Identification of knee replacement
At year 4, all subjects were contacted and asked whether they had undergone a knee replacement because of OA of the same knee in which they had a baseline MRI. This was confirmed by contacting the treating physician in all cases.
Statistical analysis
Descriptive statistics for characteristics of the subjects were tabulated. Annual percentage change in cartilage volume was calculated by cartilage change (follow-up cartilage volume subtracted from initial cartilage volume) divided by initial cartilage volume and time between MRIs.
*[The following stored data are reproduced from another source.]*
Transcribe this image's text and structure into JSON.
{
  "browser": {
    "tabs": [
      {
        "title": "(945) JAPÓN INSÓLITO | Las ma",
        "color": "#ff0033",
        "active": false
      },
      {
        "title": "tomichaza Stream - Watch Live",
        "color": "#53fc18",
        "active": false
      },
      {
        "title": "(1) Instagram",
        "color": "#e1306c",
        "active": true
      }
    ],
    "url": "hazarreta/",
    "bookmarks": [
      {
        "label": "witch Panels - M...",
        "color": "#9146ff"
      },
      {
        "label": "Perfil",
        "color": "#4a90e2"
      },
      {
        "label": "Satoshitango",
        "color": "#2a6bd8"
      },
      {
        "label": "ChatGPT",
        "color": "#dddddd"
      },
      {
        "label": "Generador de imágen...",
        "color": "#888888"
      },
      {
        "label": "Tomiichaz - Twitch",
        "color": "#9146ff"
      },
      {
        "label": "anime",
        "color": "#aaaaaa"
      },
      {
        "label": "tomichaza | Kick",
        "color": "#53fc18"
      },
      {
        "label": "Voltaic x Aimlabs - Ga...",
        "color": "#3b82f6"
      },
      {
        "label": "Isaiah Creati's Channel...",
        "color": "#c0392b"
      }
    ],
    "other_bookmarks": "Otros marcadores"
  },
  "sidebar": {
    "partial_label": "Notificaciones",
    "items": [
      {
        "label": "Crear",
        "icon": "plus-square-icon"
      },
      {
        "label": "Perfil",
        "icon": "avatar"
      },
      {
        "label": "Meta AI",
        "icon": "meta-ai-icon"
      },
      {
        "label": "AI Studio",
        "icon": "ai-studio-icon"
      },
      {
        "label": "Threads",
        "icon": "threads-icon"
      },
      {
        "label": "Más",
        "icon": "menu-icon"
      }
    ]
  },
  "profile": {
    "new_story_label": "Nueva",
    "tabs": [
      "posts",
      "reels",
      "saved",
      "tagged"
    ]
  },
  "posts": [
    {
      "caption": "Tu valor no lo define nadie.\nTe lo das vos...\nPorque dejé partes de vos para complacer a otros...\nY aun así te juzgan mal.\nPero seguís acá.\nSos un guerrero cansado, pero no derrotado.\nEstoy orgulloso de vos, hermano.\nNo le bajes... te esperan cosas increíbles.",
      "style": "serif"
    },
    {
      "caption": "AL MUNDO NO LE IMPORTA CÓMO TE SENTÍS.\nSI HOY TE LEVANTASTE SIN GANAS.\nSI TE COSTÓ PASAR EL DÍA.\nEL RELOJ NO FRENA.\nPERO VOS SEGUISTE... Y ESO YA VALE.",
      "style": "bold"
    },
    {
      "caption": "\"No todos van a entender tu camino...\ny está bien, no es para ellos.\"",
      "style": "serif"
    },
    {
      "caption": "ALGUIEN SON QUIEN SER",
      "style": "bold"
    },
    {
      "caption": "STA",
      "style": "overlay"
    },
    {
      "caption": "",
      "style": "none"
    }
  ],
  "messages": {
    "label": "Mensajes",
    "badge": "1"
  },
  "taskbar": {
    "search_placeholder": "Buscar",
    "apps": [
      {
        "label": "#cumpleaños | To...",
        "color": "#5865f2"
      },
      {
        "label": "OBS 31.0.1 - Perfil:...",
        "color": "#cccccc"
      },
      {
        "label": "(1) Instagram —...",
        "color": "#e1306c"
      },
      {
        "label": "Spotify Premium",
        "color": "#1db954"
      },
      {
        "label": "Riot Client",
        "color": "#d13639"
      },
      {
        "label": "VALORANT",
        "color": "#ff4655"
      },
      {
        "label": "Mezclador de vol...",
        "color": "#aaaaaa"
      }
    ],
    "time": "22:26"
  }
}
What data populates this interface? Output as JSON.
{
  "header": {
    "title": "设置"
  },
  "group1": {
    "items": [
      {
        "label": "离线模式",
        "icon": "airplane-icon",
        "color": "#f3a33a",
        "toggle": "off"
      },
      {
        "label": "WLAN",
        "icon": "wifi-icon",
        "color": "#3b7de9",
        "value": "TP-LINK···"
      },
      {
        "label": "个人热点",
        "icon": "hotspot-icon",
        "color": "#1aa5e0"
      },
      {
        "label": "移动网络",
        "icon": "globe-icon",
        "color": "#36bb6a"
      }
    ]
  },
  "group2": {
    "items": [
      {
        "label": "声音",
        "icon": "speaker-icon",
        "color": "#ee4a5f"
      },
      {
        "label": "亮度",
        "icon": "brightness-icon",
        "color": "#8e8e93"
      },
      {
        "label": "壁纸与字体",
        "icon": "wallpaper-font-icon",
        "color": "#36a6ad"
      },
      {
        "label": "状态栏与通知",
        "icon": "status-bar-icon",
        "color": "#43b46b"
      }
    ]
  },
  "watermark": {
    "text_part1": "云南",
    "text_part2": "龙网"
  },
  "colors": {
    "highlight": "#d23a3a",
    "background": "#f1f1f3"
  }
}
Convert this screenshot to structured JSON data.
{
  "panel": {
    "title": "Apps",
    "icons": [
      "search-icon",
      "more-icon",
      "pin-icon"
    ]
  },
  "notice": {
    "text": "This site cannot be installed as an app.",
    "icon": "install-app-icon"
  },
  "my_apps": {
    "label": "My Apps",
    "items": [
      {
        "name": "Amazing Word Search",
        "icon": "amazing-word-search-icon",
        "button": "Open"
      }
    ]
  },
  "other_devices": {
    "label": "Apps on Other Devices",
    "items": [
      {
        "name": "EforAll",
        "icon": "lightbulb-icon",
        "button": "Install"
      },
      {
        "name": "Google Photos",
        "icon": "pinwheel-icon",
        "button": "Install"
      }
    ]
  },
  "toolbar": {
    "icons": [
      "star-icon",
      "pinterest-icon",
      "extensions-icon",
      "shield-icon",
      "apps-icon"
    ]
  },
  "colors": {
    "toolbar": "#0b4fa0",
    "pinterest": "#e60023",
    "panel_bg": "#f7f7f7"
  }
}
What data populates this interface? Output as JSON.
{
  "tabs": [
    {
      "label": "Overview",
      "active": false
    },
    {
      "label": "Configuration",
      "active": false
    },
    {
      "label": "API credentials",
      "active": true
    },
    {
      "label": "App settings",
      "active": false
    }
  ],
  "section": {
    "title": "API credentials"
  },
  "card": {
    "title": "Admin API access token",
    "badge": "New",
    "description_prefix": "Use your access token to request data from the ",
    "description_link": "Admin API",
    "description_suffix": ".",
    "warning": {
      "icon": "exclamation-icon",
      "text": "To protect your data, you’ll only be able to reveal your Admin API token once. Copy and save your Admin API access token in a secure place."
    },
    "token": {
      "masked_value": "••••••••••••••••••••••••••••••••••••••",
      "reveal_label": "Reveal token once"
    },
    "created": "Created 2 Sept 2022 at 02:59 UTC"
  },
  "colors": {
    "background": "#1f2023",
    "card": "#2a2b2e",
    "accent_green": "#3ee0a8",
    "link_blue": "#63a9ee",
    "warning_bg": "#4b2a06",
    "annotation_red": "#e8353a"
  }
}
Outcome variables (baseline tibial cartilage volume and annual percentage change in tibial cartilage volume) were initially assessed for normality and were found to approximate normal distribution. Estimated marginal means was used to explore the cross-sectional relationship between subchondral bone cysts and tibial cartilage volume at baseline, and longitudinally, the relationship between baseline subchondral bone cysts and annual percentage tibial cartilage volume loss. Logistic regression was used to examine the relationship between baseline subchondral bone cysts and risk of knee-joint replacement over a 4-year period. All analyses were performed by using the SPSS statistical package (version 16.0.0; SPSS, Cary, NC), with a P value < 0.05 considered statistically significant.